The oath's foremost condition was one of obedience to the dean and chapter, and duties that are a concomitant of obedience are stated in other rubrics. For example, Hillusley swore to inform the dean and chapter of any information prejudicial to the foundation as soon as he might learn it, and he was enjoined to keep the college's confidences and any secrets of the place to which he himself might become privy. He swore to keep safe all the church's treasures, ‘money, jewels, books and vestments’, and all other church goods, and neither take any item out of the church nor bring in any other man's goods for safe keeping without the prior assent of the dean and chapter.Footnote 7 The attributes that were desirable in a sacristan were spelled out: he should be sober and quietly behaved, foregoing taverns and dice-playing and hunting and fishing, and his attire should also be sober, without bolsters in his clothing or pikes on his shoes or long dagger at his side. Instead he was to clothe himself ‘like a clerk’, wearing surplice (‘habite’) and be available to assist at divine service when required.

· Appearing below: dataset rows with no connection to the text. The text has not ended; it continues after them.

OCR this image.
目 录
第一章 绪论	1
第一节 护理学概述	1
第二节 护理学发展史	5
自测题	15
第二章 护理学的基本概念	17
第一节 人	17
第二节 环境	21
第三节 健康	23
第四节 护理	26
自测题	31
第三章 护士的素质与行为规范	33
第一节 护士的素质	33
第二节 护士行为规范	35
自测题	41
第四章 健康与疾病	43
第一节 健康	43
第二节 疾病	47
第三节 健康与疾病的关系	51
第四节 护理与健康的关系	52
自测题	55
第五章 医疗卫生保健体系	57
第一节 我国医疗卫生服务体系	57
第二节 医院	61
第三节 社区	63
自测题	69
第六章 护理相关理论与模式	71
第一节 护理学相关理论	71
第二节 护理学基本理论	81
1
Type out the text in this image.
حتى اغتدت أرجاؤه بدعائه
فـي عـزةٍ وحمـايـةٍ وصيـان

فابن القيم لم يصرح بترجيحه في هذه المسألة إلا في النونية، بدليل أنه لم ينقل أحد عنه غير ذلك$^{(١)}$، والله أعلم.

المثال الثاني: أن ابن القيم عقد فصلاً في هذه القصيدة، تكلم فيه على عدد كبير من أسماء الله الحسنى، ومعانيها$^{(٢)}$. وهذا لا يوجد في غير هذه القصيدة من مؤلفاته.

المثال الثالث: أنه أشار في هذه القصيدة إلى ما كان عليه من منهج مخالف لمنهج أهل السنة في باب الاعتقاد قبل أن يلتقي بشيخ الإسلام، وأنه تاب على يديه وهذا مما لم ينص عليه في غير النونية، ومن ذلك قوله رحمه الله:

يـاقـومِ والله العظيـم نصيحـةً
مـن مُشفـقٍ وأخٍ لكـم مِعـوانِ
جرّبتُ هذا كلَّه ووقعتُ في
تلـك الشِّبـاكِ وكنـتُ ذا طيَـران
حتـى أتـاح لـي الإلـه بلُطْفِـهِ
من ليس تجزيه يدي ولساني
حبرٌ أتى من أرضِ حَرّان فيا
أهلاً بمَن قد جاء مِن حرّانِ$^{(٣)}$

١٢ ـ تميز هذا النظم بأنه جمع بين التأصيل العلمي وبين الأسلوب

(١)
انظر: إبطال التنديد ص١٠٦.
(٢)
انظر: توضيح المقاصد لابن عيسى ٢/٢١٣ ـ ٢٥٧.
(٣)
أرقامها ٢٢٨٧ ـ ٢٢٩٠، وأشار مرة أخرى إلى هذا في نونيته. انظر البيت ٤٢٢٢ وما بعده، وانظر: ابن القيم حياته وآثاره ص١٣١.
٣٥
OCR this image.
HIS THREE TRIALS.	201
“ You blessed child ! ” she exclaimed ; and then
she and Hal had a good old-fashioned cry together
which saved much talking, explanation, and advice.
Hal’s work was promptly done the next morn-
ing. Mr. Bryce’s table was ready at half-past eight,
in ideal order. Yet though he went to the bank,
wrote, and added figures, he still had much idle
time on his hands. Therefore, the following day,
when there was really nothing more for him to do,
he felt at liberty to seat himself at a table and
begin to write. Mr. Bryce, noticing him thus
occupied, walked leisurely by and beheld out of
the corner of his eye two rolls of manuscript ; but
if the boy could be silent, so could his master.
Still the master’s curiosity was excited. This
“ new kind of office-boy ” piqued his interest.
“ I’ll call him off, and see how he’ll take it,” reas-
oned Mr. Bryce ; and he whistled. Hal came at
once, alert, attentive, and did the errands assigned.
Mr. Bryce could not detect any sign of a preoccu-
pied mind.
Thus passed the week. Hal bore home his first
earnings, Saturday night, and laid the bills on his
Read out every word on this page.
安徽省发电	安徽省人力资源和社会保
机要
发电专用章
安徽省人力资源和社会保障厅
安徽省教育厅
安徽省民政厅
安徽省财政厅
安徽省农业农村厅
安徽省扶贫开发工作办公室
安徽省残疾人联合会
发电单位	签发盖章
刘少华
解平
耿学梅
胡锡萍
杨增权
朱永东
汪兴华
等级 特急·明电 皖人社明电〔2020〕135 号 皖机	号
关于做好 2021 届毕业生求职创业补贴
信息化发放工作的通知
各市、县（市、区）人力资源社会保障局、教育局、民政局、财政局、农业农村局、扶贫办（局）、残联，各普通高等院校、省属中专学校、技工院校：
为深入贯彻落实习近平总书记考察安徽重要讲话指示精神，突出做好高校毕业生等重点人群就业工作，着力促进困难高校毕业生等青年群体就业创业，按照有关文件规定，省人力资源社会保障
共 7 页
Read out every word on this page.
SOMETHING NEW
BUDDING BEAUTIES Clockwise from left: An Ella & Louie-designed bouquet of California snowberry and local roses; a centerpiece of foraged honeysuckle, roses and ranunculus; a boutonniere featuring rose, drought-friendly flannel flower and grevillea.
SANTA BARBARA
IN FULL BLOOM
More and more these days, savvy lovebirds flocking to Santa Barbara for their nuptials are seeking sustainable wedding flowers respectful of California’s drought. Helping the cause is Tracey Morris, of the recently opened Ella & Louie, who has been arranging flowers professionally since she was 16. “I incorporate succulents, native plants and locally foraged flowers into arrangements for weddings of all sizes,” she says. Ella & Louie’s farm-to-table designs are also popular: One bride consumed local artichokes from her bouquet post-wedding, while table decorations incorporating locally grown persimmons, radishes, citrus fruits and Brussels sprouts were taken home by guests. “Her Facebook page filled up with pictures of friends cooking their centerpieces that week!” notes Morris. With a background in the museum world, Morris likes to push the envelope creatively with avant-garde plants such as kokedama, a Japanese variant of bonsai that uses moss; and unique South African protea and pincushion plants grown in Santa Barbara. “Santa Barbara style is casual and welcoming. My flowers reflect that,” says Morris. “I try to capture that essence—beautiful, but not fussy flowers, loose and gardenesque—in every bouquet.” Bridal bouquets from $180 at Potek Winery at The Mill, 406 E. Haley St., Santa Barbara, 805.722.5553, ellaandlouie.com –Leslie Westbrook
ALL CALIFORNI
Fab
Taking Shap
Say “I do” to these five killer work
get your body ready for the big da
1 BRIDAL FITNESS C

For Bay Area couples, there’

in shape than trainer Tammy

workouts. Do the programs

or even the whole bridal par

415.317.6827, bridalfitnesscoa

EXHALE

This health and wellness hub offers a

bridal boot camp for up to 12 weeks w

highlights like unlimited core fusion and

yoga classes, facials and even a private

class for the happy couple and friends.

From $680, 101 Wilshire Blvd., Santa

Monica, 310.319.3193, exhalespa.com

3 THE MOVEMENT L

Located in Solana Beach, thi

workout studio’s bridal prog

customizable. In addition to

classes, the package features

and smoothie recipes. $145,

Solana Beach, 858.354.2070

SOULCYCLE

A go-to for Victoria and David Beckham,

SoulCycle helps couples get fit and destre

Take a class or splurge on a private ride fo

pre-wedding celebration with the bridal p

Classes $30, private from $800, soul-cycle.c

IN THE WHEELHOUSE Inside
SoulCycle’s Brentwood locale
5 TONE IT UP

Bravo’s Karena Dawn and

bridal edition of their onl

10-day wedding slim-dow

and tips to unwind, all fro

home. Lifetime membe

The most surprising feature of the arrangements is the provision that, for the safe keeping of the treasures and also to be better available when needed, Hillusley was to sleep in the sacristy. He was to come to his bed ‘euery nyght at due tyme in somer by the clere light of the day’, and in winter by seven o'clock at the latest. If he had good reason to be absent, perhaps through sickness, and his absence had been approved by the dean and chapter, then it was incumbent on him ‘at his peril’ to provide a deputy who would sleep in the church in his place. The principle is clear that this medieval burglar-alarm should be reliably available every night. And for the further security of the treasures, Hillusley was forbidden to bring any outsider into the ‘secretness’ of the place. The importance of the role must have been significantly increased by the superb gift of treasure the college had recently received from Richard Beauchamp, earl of Warwick (d 1439), whose memorial chapel in the church stands as the apotheosis of late medieval commemorative art.Footnote 8 An inventory taken in 1468 of these treasures is stitched to the foot of the inventory already mentioned; Hillusley was still the sacristan at that time.Footnote 9 The salary was a generous sixty shillings a year.Footnote 10
The sacristy that Hillusley knew still exists at St Mary's. It had recently been moved to a position over the vestry on the north side of the choir, east of the chapter-house, when its previous place on the south side was taken by the new building of the Beauchamp Chapel (fig 1). It is a long chamber, 60ft in length by 18.5ft in width (18m by 5.6m), cut into since the 1970s by a staircase vestibule on the north side with partition walls carving out a small store-room at the western end. Its ceiling is modern (fig 2). Direct access from outside was originally gained by way of a door from the cemetery that opens into a lobby, and then by a vice in the north wall near the east end of the vestry (fig 3). To the west, an internal door opens from this ground-floor vestibule into the church. The present door is post-medieval, but if it were a replacement for a medieval door then the arrangement would suggest itself as a security feature, for with that door locked, the vestry could be internally secured from the rest of the church.
This first-floor sacristy room was furnished with a fireplace in the north wall, which might have been intended for the comfort of the resident sacristan, but seems instead, and more plausibly, to have been lit when the earl and countess came to this private space to hear matins and vespers.Footnote 11 The external churchyard door would have granted them access to this private pew. In the south wall are two large, handsomely made apertures, each with two squints, by which the activity of the choir could have been observed (fig 4). There are two small, square-headed windows at the east end and two on the north side.
The inventory taken at the time of Hillusley's appointment in 1465 describes the chests and cupboards that were in this ‘sacristy above the vestry’ (the evidence is printed below in Appendix 2). It is clear from the description of this furniture that this space was what Bourgchier's statutes had referred to as ‘the treasury’, and it also reveals that the chamber was internally partitioned, for it contained an ‘inner house’.Footnote 12 In this inner house was one new, tall cupboard with two doors for the college muniments, along with ‘one great old ark’ and certain other old cupboards (‘almaries’). The medieval staircase access was at the east end, which is where the squints and fireplace chimney also cluster (fig 5); one may speculate then that the ‘inner house’ was at the west end of the room.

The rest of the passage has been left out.